Harmony stole so many glimpses she began to feel embarrassed about it. He occasionally, unknowingly, obliged her by turning to stare out the window. Then she might gaze openly at his robust posture, the masculine set of his jaw. She remembered the day by the lake when she’d strolled beside him, how very strong and firm his forearm had felt beneath his fine coat. Now she truly knew the strength of that arm.
She hadn’t forgotten about that, her spanking. She would not tell the other ladies about it, for they would never understand. It hadn’t felt mean or cruel, more a natural extension of his obvious need to co
ntrol, to rule. To behave as a disciplined person and sometimes exert that discipline upon those around him. Those needs were just one more intriguing aspect about him, and not exactly repulsive to her mind. Strange? A little, perhaps. He was still a kind man. She was certain of that.
But he was a duke, at the end of it. He always would be, and she would always be odd Miss Harmony Barrett who had never found her place in the world. She would doubtless have many regrets about their journey when they returned to Danbury House, but she knew she could never be fully sorry because she had enjoyed her time in his company.
Oh, she would miss him so much.
“What is the matter?” he asked in a quiet voice.
“N—Nothing, Your Grace.”
“You look troubled.”
Harmony swallowed hard. “I was just thinking that I have enjoyed knowing you, but we are very different from one another.”
“We are. But in some ways, I imagine we are the same.”
“What ways?”
He gave her an unfathomable look. “A puzzle for you, Miss Barrett. To occupy your time. How are we the same?”
“I don’t know.” She studied him, wishing she knew him better. Wishing she had more time to discover who he truly was. “What is the story of your life, Your Grace? What has made you into the man you are today?”
He pondered a moment, rubbing his fingers over his lips and then brushing them down his chin. “I was born to the Duke and Duchess of Courtland thirty years ago.

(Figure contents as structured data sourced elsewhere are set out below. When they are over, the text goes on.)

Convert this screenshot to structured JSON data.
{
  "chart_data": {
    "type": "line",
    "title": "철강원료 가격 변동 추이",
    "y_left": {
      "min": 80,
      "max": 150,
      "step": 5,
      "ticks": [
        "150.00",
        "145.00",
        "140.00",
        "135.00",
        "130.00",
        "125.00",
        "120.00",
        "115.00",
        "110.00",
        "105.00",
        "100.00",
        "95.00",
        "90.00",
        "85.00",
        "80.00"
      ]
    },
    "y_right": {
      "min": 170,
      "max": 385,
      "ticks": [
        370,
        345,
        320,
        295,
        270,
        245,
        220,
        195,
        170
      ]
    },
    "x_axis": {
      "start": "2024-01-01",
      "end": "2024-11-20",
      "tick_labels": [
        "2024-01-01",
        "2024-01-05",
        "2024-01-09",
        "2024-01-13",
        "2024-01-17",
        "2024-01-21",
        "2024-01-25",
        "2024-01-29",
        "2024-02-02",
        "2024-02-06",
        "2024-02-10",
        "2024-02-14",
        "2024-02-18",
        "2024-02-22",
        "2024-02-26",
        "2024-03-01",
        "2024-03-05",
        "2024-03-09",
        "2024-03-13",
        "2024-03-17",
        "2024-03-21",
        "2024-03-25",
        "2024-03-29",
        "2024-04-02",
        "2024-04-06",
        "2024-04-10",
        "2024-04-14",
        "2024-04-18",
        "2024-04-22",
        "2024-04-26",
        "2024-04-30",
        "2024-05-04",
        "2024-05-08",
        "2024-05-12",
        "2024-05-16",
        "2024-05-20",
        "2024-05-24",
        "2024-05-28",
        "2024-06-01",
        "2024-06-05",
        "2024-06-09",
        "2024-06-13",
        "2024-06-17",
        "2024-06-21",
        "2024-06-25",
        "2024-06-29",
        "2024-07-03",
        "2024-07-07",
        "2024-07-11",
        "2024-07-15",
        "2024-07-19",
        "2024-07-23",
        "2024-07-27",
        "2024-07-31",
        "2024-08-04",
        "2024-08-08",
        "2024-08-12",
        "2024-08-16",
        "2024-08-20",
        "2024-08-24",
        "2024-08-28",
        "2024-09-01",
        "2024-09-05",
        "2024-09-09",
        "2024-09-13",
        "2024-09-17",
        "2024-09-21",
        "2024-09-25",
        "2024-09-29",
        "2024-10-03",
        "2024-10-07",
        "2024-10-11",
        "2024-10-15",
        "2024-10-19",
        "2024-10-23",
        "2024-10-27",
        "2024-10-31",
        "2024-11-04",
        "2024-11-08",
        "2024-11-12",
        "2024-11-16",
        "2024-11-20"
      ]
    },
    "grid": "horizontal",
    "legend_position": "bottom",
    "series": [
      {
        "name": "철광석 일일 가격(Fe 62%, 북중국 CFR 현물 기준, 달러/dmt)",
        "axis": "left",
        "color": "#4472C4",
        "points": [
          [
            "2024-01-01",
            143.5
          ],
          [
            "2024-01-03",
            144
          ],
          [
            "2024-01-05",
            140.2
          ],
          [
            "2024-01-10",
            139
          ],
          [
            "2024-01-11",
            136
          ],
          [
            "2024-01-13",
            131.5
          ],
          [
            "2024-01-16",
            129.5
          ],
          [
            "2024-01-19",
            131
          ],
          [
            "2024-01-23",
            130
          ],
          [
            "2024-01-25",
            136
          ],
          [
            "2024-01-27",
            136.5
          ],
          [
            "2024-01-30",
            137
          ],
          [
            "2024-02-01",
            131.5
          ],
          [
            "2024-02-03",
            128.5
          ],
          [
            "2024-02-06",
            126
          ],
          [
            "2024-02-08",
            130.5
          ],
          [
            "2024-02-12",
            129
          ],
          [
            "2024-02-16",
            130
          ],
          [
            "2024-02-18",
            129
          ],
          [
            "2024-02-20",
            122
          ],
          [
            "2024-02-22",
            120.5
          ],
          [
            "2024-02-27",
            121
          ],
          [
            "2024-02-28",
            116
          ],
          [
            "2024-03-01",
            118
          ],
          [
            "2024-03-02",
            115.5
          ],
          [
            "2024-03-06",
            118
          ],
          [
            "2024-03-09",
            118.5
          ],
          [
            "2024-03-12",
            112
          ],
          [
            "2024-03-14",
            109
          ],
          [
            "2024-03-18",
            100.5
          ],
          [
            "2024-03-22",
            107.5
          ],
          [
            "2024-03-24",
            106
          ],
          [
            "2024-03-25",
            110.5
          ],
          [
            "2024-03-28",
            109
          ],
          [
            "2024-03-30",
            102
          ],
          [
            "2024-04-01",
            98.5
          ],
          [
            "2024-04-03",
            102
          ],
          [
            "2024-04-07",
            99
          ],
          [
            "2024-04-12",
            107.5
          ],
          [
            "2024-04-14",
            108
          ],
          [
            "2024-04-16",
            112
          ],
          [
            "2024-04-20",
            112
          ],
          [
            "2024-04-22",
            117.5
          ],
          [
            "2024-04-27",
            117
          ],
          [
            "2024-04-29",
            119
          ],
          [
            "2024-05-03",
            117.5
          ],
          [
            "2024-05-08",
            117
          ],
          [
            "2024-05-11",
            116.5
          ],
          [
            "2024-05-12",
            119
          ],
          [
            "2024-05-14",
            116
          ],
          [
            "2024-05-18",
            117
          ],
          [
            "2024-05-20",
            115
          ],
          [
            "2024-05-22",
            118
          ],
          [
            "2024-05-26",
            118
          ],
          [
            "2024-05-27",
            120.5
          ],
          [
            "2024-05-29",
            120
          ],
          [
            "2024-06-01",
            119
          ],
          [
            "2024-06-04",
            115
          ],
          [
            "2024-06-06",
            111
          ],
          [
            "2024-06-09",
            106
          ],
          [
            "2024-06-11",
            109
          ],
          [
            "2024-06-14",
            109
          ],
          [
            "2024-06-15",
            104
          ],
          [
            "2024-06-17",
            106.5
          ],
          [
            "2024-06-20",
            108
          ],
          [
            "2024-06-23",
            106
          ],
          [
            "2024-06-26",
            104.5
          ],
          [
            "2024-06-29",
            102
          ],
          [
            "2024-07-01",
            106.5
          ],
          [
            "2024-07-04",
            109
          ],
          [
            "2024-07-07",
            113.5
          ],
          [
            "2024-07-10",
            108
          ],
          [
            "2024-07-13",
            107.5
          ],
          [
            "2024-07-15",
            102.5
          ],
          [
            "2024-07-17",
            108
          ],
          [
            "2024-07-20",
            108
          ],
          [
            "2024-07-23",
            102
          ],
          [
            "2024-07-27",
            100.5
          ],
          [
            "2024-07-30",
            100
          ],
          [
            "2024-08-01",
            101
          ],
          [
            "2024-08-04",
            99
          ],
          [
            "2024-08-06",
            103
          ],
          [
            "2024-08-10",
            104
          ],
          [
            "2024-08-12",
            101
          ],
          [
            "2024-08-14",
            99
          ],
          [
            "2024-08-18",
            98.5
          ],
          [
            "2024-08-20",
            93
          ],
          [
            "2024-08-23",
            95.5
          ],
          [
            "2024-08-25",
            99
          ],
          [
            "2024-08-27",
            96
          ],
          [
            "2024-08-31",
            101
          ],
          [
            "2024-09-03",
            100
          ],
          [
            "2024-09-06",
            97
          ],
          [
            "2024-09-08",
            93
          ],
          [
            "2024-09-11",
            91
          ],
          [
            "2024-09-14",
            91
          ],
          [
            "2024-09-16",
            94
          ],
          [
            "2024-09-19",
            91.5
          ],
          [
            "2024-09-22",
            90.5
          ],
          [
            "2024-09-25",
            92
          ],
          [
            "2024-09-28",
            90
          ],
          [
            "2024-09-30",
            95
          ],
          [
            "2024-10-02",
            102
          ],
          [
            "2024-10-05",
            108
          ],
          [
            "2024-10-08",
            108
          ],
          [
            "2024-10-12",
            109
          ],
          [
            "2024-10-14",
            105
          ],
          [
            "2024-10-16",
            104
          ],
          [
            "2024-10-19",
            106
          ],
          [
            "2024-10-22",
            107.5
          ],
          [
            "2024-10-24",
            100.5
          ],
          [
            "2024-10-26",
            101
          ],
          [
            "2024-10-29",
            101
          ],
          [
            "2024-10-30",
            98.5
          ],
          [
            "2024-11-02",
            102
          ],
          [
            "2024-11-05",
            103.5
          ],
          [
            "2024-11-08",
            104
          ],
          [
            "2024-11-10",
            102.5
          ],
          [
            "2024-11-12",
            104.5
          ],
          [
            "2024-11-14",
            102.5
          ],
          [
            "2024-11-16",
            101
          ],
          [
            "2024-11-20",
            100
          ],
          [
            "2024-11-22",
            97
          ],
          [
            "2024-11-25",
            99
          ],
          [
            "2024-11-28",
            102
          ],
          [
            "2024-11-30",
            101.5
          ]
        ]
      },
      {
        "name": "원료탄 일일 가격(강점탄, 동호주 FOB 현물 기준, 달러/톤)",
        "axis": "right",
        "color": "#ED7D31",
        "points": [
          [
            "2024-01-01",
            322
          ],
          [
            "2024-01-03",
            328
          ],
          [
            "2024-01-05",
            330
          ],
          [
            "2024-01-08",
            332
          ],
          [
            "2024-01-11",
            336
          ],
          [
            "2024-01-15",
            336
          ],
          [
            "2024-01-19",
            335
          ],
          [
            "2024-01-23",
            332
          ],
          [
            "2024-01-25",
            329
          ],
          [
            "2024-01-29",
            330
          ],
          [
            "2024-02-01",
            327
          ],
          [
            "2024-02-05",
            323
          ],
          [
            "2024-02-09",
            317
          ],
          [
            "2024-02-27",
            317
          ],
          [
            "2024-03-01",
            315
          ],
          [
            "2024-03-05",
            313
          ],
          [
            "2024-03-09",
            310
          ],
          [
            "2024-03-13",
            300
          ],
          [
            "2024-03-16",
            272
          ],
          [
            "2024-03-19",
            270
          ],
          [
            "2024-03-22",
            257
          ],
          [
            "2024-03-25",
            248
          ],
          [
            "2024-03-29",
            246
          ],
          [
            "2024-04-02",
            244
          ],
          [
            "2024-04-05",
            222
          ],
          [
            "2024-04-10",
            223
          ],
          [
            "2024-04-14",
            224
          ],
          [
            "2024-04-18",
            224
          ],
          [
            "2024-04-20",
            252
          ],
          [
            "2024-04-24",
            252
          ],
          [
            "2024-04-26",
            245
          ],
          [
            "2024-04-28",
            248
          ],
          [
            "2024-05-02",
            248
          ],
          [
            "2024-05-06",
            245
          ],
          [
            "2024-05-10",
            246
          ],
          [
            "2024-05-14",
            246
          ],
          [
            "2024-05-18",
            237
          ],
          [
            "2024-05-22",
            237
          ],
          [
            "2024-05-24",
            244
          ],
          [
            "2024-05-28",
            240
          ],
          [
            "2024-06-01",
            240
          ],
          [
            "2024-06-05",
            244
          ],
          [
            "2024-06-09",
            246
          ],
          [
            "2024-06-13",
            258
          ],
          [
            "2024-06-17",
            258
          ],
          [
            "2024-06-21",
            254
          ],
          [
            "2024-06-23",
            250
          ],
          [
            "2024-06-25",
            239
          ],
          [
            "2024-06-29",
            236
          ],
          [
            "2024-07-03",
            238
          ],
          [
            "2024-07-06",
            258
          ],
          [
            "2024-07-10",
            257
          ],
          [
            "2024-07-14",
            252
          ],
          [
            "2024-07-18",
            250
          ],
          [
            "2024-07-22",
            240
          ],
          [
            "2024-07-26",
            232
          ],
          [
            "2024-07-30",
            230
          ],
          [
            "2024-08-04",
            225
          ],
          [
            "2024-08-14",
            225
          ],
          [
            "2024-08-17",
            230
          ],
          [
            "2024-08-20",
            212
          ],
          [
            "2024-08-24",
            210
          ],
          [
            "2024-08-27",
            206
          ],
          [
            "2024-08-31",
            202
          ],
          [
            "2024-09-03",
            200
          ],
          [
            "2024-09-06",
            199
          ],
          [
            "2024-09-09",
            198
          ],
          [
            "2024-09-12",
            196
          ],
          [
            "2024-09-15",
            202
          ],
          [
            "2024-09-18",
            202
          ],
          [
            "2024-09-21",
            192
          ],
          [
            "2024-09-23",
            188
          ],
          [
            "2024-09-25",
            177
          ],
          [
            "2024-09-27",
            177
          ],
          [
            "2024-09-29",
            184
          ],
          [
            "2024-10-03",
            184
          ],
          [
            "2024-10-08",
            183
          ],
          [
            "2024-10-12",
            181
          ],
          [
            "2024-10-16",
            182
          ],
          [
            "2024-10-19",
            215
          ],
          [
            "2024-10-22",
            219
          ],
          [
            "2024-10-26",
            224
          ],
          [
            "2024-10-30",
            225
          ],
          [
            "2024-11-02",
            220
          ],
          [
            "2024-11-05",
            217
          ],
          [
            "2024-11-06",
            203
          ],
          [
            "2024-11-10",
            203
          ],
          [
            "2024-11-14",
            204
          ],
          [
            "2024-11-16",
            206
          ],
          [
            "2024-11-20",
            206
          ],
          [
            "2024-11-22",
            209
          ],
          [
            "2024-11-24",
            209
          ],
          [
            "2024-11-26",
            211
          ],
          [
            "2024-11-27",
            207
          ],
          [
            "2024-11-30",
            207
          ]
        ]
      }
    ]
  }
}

I was raised from the most tender age to succeed my father to the title, which occurred when I was fourteen years old.”
She waited, but he said nothing more. “That’s it?”
His cultivated features took on a severe air. “That is the story of my life. I left out the minor details.”
“You left out all the details.”
“I shared the details I wished to share. But you see the man I am before you. What brought me to this state is irrelevant. All that matters is the manner in which I conduct myself going forward.”
“I see,” she said. “How philosophical of you.”